Forget the fare matrix. What greets you on this bus is a wall of mug shots—except they’re not criminals. They’re students, barkadas, workers, and strangers. Tiny portraits taped like a scrapbook in motion, each one claiming: I was here.
They’re not arranged neatly. Some ID's lean sideways, some are cropped rough, others already fading. It’s a collage that looks more like a messy 'barkada notebook' than a gallery, but that’s the point. Order doesn’t matter. Presence does.
No one’s really sure how it started. One story says a student taped his picture as a joke. Another swears the first photo just appeared one day, no explanation.

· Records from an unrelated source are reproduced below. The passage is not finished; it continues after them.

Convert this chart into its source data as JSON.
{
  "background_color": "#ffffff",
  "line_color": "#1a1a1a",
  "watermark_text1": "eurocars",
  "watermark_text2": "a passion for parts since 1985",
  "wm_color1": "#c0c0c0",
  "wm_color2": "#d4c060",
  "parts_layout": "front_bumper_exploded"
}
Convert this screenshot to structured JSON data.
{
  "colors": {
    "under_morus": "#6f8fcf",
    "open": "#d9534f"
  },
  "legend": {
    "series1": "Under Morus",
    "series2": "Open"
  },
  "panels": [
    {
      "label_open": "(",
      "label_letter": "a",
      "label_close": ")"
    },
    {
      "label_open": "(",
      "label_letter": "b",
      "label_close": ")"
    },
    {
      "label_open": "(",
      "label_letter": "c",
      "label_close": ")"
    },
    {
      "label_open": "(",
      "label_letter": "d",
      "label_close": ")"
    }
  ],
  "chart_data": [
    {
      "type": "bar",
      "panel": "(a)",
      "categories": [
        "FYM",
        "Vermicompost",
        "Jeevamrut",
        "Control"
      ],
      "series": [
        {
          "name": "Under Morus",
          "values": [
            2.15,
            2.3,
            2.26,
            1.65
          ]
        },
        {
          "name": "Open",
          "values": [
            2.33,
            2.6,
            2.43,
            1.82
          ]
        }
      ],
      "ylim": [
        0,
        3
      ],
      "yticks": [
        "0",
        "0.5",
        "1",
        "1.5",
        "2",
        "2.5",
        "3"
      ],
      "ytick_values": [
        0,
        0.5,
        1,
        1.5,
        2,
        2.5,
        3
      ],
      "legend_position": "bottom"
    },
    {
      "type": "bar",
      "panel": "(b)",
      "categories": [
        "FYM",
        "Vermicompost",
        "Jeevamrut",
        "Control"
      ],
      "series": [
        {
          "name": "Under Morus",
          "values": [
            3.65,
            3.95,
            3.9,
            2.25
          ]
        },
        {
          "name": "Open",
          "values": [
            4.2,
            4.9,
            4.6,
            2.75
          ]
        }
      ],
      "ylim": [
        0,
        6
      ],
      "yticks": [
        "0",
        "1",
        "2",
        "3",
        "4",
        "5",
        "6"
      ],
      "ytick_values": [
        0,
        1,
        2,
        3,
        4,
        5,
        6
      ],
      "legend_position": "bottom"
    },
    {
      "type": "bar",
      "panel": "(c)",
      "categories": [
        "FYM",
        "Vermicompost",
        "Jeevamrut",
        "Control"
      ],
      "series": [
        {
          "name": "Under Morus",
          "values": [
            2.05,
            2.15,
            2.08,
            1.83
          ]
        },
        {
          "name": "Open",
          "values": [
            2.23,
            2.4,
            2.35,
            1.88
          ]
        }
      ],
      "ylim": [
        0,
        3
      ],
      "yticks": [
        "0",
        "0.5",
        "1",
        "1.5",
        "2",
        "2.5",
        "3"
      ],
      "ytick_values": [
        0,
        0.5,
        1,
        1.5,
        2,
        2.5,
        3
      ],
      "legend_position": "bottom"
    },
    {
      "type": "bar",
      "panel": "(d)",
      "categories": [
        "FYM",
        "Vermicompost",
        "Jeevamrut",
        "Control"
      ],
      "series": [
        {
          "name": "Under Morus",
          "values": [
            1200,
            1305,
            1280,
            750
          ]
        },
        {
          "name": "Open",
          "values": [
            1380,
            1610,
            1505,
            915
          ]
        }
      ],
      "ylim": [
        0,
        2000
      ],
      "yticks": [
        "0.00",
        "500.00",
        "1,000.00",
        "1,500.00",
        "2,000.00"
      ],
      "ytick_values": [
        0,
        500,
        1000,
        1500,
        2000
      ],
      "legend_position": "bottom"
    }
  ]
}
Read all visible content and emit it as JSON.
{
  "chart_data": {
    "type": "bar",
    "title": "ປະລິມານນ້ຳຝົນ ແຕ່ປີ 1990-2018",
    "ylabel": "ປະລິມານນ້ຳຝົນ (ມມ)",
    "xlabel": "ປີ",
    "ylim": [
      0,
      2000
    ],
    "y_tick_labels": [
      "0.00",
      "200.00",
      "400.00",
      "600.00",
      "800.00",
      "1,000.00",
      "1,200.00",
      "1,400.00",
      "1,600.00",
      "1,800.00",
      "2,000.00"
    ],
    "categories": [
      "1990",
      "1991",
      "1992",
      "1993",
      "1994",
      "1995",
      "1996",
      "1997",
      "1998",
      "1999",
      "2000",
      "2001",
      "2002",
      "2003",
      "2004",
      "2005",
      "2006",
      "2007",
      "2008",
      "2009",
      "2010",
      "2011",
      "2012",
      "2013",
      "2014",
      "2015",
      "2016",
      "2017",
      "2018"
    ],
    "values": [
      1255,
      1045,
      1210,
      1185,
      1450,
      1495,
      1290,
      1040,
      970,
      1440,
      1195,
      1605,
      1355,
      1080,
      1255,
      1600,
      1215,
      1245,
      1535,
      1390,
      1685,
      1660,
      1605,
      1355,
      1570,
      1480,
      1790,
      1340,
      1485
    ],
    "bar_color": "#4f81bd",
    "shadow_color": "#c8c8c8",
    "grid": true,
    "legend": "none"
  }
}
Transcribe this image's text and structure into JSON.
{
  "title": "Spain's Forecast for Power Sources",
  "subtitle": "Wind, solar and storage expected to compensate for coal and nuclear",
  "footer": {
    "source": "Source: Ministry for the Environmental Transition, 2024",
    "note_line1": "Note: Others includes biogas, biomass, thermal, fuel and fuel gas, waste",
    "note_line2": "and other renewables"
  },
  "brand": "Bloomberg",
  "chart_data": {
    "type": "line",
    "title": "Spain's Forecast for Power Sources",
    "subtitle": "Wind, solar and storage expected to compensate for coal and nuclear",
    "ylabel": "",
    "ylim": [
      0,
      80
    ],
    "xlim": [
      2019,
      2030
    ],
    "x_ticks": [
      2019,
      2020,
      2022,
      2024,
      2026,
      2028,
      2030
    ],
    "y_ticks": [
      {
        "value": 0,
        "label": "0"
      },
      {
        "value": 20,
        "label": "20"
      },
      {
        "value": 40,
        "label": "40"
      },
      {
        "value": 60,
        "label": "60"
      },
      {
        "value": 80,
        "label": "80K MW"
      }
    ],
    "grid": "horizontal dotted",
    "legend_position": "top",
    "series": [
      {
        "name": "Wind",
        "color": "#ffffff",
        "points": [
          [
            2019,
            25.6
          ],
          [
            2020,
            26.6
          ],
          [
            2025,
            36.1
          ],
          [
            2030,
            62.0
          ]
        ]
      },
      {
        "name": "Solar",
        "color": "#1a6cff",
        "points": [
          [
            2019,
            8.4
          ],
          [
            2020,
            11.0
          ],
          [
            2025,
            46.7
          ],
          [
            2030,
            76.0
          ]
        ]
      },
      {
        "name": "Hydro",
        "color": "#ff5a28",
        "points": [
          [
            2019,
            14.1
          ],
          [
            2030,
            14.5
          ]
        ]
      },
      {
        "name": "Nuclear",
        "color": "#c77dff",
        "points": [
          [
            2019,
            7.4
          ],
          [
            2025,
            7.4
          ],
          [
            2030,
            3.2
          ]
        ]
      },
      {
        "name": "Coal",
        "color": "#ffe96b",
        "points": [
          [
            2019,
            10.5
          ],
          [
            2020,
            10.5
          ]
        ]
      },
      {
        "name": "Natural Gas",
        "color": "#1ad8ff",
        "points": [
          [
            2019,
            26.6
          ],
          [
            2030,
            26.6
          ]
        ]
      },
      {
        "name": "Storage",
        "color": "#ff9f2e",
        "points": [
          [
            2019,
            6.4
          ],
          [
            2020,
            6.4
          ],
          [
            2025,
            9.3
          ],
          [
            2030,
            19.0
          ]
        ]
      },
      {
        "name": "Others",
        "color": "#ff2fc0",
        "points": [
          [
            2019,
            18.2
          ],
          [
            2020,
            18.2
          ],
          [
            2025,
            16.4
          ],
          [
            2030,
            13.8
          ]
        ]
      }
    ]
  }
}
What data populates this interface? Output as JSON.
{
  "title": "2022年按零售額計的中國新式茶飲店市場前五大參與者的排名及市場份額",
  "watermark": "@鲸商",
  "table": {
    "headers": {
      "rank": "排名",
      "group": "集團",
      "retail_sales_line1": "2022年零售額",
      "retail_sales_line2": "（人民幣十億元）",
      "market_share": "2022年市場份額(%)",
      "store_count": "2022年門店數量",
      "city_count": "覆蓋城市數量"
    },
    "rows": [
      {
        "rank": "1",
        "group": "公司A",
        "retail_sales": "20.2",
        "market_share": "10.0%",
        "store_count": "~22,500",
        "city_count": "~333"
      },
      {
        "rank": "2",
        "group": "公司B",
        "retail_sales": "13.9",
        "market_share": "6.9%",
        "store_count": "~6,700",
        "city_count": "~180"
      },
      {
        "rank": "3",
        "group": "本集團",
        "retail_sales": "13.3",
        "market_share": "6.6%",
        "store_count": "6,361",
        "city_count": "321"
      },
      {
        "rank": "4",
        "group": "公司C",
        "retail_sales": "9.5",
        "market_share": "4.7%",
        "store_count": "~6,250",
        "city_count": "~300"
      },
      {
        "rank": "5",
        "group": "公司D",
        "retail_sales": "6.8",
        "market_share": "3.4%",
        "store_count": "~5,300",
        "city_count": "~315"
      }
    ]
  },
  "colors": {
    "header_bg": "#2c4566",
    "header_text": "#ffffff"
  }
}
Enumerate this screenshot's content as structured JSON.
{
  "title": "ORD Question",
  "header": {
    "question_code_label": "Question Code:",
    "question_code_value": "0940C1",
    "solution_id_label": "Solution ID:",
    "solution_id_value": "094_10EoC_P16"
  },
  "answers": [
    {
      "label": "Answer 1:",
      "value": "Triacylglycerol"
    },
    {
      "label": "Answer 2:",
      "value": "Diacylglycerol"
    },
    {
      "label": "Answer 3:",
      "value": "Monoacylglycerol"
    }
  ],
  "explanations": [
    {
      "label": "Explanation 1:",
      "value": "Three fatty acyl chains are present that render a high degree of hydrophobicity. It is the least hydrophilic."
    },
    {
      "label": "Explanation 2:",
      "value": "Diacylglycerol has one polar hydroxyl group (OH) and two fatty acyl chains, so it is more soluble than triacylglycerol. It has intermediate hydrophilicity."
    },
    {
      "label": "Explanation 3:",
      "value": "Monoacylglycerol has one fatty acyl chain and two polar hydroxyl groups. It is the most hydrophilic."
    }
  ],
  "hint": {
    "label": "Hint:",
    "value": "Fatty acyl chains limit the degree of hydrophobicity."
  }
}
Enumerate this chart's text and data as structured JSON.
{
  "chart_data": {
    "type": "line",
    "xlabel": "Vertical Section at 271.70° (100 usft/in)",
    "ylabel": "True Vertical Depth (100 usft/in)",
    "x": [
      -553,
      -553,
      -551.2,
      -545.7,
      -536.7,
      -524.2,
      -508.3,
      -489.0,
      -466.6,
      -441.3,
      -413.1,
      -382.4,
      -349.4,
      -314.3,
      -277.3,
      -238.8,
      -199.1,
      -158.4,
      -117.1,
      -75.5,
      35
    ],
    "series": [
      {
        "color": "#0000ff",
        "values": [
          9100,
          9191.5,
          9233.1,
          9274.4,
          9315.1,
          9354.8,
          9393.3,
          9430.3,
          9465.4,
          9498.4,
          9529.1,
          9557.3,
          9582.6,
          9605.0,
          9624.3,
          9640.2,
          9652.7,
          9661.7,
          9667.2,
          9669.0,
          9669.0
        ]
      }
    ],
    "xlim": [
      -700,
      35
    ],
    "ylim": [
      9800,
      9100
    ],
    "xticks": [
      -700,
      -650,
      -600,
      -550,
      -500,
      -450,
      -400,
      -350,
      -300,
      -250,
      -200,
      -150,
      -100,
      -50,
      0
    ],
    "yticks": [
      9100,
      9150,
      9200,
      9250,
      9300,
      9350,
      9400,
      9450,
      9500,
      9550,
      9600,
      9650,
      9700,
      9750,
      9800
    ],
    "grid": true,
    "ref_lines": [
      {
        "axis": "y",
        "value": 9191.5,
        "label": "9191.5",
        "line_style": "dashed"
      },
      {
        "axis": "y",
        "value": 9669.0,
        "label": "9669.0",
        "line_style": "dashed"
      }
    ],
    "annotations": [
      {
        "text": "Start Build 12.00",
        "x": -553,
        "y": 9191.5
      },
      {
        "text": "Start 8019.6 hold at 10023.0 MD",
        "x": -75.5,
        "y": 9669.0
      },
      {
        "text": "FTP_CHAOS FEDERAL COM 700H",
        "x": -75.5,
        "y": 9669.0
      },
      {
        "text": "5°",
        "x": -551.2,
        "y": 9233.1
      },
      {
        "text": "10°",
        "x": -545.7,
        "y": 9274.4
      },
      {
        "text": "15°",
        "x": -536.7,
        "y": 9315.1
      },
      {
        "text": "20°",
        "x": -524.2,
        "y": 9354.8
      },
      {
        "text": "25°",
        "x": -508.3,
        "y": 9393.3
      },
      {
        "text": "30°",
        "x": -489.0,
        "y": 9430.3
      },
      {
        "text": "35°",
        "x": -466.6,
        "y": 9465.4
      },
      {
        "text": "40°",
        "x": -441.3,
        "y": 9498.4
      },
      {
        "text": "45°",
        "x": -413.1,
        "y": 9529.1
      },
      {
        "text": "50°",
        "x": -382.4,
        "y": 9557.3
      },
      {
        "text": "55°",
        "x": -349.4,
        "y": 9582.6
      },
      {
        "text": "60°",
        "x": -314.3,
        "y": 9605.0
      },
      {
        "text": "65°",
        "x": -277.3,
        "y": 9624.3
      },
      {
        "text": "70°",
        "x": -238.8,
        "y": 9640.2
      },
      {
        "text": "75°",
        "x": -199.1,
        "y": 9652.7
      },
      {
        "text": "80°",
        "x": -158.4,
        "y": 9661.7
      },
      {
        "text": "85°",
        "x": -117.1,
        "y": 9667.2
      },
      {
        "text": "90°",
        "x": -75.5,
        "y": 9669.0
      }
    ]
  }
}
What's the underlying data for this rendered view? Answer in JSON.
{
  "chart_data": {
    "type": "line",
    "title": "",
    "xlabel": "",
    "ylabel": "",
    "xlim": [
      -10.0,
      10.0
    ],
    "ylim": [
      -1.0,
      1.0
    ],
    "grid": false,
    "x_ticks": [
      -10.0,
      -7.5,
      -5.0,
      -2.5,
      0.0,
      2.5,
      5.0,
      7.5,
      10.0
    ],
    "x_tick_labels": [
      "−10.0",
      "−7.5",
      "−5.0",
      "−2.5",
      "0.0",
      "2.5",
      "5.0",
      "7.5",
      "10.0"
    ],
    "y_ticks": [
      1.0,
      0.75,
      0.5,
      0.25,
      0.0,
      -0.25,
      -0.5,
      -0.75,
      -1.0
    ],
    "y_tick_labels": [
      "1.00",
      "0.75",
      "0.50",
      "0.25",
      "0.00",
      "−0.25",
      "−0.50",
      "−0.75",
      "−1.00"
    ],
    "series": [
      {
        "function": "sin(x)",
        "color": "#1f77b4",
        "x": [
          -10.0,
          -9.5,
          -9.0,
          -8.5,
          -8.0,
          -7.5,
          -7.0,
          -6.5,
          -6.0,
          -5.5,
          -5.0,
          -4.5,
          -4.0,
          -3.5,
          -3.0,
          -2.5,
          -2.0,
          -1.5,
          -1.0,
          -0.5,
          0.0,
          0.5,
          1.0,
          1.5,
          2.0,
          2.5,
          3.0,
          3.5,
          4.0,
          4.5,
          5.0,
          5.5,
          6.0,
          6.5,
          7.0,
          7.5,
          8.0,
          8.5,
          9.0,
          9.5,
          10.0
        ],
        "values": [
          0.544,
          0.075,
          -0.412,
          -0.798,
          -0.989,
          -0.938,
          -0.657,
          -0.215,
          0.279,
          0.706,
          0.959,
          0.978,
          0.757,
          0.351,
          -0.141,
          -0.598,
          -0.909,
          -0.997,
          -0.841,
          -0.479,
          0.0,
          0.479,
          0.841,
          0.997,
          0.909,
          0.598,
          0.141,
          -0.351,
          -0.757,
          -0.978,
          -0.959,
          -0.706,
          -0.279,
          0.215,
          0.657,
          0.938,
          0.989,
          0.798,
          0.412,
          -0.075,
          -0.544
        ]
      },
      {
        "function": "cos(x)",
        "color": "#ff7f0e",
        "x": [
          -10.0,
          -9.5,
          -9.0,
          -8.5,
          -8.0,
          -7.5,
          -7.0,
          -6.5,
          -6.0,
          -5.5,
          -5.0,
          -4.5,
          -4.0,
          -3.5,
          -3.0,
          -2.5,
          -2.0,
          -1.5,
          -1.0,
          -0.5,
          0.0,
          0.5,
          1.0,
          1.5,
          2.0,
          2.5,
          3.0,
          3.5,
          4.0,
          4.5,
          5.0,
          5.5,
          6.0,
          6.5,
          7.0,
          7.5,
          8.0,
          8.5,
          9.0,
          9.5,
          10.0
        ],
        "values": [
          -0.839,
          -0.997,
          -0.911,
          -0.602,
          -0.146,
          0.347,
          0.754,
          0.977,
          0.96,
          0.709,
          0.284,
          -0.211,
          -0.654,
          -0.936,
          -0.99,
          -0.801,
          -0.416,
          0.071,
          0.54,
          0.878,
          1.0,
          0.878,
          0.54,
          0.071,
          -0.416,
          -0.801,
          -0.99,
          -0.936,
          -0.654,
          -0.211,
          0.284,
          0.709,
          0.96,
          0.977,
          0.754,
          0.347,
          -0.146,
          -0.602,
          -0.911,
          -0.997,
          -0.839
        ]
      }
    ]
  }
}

After that, more followed until the driver’s cab looked like a bulletin board. What’s clear is it’s always the passengers who begin it, never the driver.
“Para makisama lang,” says Megs, a Grade 12 student, pointing to her own picture stuck near the back window. She laughs. “Nakikita mo na andiyan ang mga kaklase mo, kaya maglalagay ka rin.”
Most do it to join in, but the effect is bigger than that. In those tiny faces is the Filipino instinct to belong. Not the headline kind of bayanihan, but the quiet, daily version that you see on a crowded bus.
Drivers notice it, too. Some just shrug it off. “Pang-design lang yan,” one says with a grin. But another sees more. “Nakikita ko sila habang nagmamaneho,” he admits. “Naalala ko, mga estudyante, manggagawa, mga may pangarap ang sakay ko. Hindi lang basta pasahero. May buhay din sila.”
Every stop feels like a small finish line. But the bigger finish line—the dreams these passengers are chasing—isn’t his to cross. All the driver can do is bring them closer, trip by trip.